NAPOLÉON OU L’ART D’ÊTRE CHEF
Leader et stratège hors pair, Napoléon Bonaparte était un formidable meneur d’hommes. De quoi inspirer, aujourd’hui, bon nombre de militaires, de chefs d’entreprise ou le... président de la République.
Napoléon stratège » : le titre de l’exposition qui se tient actuellement * au musée de l’Armée relève presque de la tautologie tant le nom de l’Empereur se confond avec la notion de stratégie. A tel point que sa méthode déborde aujourd’hui du seul domaine militaire pour inspirer le monde de l’entreprise. Les organisateurs l’annoncent d’emblée : « Quand l’homme d’affaires d’aujourd’hui bâtit sa stratégie commerciale autour de la récolte et du traitement des données par le digital, Napoléon, lui prépare ses campagnes grâce à des outils plus rudimentaires. » Et de dresser un parallèle audacieux mais séduisant entre les objets utilisés par Napoléon dans ses pérégrinations guerrières et les techniques de management contemporain : la longue-vue (veille concurrentielle), le mythique bicorne (branding), la cassette contenant les renseignements sur l’ennemi (benchmarking), la chaise pliante (réactivité), la carte (conquête des nouveaux marchés), etc.
UN REDOUTABLE COMMUNICANT
A vrai dire, l’idée n’est pas neuve. Dans sa désopilante uchronie, La Mort de Napoléon, Simon Leys l’imagine après son évasion de Sainte-Hélène, en ménage avec une maraîchère parisienne et faisant fortune dans le commerce de melons au détail ! Trêve de plaisanterie : il est indéniable que ses qualités d’organisateur, à la fois comme chef d’Etat et comme « dieu de la guerre » (la formule est de Clausewitz), en font un modèle insurpassable de leader. Napoléon est d’abord un meneur d’hommes, un super-DRH qui recrute les meilleurs (du soldat au ministre en passant par l’espion), les utilise à bon escient (Fouché pour surveiller, Schulmeister pour fouiner, Murat pour sabrer, Talleyrand pour traiter), et sait les récompenser (Légion d’honneur et promotions fulgurantes). Chez lui, l’ascenseur social fonctionne et la méritocratie n’est pas un mot vide de sens : dans quelle autre armée de l’époque, un fils de tonnelier comme Ney aurait-il pu devenir maréchal et prince de la Moskova ? L’ancien élève du collège de Brienne met aussi l’accent sur l’éducation et la formation : on lui doit les lycées et le développement des grandes écoles. Dans ses célèbres Cahiers, le capitaine Coignet raconte d’ailleurs comment, entre deux batailles, on lui apprend à lire et on le tire vers le haut… Ensuite, l’Empereur est un redoutable communicant. Il comprend immédiatement que le faire savoir est aussi vital que le savoir-faire. Général anonyme en quête de notoriété, il ne se contente pas d’accumuler les victoires (et comment !) pendant la campagne d’Italie : il va les faire connaître et façonner son image en créant deux journaux dédiés à sa gloire : Le Courrier
de l’armée d’Italie, puis La France vue de l’armée d’Italie.
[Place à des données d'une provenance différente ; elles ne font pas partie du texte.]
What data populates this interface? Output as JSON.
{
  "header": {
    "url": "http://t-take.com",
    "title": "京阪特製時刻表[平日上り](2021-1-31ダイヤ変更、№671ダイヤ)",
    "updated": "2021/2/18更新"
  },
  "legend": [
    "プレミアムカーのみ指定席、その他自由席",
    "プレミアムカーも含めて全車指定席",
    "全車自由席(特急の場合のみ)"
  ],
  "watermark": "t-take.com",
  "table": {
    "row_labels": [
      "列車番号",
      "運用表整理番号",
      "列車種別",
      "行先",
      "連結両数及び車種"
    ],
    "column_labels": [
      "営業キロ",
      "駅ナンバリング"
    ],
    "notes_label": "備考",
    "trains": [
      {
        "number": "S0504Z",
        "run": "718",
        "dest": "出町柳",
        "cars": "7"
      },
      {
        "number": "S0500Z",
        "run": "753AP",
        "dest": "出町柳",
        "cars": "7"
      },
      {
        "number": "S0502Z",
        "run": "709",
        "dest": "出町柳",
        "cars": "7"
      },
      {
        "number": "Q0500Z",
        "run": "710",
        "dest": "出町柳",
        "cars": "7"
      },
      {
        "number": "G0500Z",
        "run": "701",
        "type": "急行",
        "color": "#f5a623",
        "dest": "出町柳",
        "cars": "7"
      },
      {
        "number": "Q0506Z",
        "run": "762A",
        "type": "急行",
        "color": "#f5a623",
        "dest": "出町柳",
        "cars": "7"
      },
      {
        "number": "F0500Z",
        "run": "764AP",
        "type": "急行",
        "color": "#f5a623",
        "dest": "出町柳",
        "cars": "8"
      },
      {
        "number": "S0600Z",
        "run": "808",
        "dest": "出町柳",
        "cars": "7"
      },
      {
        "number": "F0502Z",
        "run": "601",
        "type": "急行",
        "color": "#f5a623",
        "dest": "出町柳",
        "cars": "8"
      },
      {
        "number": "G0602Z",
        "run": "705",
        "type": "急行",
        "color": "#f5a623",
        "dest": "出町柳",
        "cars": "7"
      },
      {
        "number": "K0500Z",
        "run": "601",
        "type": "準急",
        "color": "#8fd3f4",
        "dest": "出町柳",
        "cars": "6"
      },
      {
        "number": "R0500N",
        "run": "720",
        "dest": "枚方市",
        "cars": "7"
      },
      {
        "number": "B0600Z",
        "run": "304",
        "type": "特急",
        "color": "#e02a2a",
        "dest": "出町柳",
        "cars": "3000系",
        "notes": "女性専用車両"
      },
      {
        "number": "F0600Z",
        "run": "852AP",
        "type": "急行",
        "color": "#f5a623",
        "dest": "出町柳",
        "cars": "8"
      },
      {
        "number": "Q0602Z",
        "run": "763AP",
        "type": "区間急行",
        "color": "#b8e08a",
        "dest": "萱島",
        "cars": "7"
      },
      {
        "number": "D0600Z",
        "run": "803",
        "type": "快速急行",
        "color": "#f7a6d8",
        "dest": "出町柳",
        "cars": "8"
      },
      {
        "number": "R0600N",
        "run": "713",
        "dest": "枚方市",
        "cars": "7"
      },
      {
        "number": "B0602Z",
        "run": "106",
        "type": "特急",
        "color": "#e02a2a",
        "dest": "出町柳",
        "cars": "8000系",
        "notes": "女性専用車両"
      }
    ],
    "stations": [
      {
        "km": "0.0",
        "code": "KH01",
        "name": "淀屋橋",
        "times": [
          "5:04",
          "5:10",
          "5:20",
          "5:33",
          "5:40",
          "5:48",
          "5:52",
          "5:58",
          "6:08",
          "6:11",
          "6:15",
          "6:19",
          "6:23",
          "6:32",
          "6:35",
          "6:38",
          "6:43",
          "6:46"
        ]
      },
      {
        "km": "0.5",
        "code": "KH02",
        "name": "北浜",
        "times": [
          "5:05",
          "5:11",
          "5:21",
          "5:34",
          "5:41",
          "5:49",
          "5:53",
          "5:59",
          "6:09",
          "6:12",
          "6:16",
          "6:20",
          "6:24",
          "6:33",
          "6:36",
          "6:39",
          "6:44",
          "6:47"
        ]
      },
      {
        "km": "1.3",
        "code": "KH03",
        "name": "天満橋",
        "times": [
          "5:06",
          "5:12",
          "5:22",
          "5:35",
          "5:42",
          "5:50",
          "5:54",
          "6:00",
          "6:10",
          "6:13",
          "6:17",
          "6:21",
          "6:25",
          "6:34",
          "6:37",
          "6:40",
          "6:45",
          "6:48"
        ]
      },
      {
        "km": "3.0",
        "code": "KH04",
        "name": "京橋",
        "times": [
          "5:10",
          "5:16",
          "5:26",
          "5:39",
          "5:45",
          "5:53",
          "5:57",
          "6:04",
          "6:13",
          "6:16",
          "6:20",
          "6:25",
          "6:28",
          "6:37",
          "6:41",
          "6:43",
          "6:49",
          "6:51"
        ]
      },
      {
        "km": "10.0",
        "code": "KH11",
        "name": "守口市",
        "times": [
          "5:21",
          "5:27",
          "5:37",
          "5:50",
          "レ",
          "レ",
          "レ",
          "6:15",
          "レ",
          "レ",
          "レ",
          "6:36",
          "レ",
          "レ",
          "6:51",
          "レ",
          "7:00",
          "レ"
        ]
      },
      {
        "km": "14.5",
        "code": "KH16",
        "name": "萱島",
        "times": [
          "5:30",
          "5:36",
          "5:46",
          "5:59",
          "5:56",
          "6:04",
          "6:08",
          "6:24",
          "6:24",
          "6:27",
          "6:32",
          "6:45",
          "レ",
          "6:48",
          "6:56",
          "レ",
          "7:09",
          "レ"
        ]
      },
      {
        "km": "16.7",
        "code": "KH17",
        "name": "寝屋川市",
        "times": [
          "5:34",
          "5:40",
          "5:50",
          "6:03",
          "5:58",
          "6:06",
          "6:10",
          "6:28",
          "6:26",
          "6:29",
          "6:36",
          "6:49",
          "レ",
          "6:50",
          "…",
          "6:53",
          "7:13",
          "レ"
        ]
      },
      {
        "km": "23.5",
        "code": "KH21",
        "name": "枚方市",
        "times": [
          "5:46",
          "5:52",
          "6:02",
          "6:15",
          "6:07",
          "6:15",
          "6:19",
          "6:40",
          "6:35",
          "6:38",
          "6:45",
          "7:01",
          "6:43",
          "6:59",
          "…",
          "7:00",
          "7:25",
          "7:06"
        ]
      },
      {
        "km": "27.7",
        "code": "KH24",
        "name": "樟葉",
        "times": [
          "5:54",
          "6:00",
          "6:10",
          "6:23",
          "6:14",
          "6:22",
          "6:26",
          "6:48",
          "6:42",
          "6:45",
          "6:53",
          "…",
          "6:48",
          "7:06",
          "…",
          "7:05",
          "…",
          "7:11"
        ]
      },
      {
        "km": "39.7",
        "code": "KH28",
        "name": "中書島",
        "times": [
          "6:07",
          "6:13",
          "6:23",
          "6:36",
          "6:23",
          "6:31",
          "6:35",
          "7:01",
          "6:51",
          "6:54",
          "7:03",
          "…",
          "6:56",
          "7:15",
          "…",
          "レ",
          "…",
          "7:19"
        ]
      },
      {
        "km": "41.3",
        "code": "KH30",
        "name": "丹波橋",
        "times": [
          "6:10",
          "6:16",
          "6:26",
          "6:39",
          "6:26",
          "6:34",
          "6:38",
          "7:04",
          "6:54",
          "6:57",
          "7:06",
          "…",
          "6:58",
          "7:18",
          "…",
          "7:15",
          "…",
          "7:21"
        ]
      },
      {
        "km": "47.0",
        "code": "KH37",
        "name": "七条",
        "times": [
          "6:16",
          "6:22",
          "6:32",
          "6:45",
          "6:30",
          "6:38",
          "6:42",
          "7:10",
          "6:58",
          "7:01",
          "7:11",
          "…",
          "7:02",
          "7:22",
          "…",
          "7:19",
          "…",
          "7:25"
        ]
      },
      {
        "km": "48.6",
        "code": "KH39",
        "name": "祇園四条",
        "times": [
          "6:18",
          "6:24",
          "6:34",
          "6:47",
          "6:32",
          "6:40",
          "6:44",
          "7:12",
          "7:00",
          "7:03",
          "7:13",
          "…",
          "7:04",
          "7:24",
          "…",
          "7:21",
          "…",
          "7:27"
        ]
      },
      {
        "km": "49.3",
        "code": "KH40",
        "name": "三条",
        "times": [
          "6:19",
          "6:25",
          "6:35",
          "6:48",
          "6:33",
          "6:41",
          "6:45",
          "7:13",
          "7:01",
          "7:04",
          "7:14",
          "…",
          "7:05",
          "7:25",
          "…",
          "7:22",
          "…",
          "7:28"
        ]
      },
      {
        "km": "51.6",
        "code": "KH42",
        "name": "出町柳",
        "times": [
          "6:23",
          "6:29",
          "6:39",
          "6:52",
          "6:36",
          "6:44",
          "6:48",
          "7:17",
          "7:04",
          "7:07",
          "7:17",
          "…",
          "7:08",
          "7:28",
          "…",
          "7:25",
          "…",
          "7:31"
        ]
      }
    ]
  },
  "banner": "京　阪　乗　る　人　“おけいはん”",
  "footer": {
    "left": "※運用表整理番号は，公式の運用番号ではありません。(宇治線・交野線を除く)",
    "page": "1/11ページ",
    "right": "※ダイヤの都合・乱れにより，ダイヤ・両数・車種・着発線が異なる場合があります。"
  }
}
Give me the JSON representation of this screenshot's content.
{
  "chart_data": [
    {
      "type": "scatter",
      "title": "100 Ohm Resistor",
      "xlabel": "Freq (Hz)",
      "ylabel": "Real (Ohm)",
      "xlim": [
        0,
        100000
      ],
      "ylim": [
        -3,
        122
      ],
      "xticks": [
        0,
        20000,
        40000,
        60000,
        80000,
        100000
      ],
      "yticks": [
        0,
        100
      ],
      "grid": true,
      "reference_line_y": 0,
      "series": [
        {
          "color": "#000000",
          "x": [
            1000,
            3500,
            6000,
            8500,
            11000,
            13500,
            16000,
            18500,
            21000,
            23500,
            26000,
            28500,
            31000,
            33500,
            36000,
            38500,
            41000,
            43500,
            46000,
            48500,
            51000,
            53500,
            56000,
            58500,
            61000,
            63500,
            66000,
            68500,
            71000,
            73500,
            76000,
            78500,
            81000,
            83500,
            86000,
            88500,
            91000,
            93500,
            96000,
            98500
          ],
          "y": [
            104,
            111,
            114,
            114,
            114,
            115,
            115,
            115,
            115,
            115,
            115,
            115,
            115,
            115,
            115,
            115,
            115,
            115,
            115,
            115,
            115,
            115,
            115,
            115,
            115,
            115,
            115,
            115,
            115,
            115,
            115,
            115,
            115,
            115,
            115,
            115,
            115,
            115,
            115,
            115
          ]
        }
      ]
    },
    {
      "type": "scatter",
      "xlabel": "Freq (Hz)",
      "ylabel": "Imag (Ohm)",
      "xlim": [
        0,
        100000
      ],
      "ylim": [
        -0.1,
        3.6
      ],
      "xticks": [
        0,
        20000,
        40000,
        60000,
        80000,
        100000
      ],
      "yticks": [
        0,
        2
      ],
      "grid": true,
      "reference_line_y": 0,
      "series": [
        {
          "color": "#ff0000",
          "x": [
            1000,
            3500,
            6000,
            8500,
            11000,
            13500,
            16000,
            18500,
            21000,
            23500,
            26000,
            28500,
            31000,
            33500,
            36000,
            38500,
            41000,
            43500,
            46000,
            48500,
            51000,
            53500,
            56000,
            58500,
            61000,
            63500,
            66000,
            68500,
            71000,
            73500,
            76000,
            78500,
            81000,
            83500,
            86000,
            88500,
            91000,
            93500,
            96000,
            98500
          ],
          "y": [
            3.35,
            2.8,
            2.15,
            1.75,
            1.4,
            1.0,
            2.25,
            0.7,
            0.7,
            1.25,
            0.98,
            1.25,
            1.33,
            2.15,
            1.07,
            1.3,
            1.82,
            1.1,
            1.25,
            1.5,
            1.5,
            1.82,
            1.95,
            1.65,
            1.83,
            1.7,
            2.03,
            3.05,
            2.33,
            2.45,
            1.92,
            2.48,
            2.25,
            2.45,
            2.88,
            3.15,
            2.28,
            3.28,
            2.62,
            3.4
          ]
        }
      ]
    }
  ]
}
Même après la chute, l’exilé de Sainte-Hélène construira sa propre légende avec le Mémorial de Las Cases, s’assurant du premier rôle dans la postérité. D’où la fascination qu’il exerce toujours : selon Jean Tulard, pape des études napoléoniennes, il s’est écrit plus de livres sur Napoléon qu’il ne s’est écoulé de jours depuis sa mort. Paradoxalement boudé en France (juste une rue Bonaparte, nulle avenue en son nom dans notre capitale dont il fut l’architecte et l’ordonnateur pourtant, alors que ses maréchaux y ont des boulevards), il est une superstar à l’étranger. En Chine ou au Japon, les expositions qui lui sont consacrées attirent des foules immenses. Ce n’est pas tant le conquérant qu’on y admire mais le dirigeant, son sens de l’initiative et du mouvement. On se souvient de l’acquisition en 2014 d’un des bicornes de l’Empereur par Kim Hong-kuk (le roi du poulet sud-coréen !) pour la coquette somme de 1,88 million d’euros. Explication du grand patron asiatique : « Napoléon fut le précurseur de l’homme d’affaires moderne ! » Nul n’est prophète en son pays… ■ * Jusqu’au 22 juillet.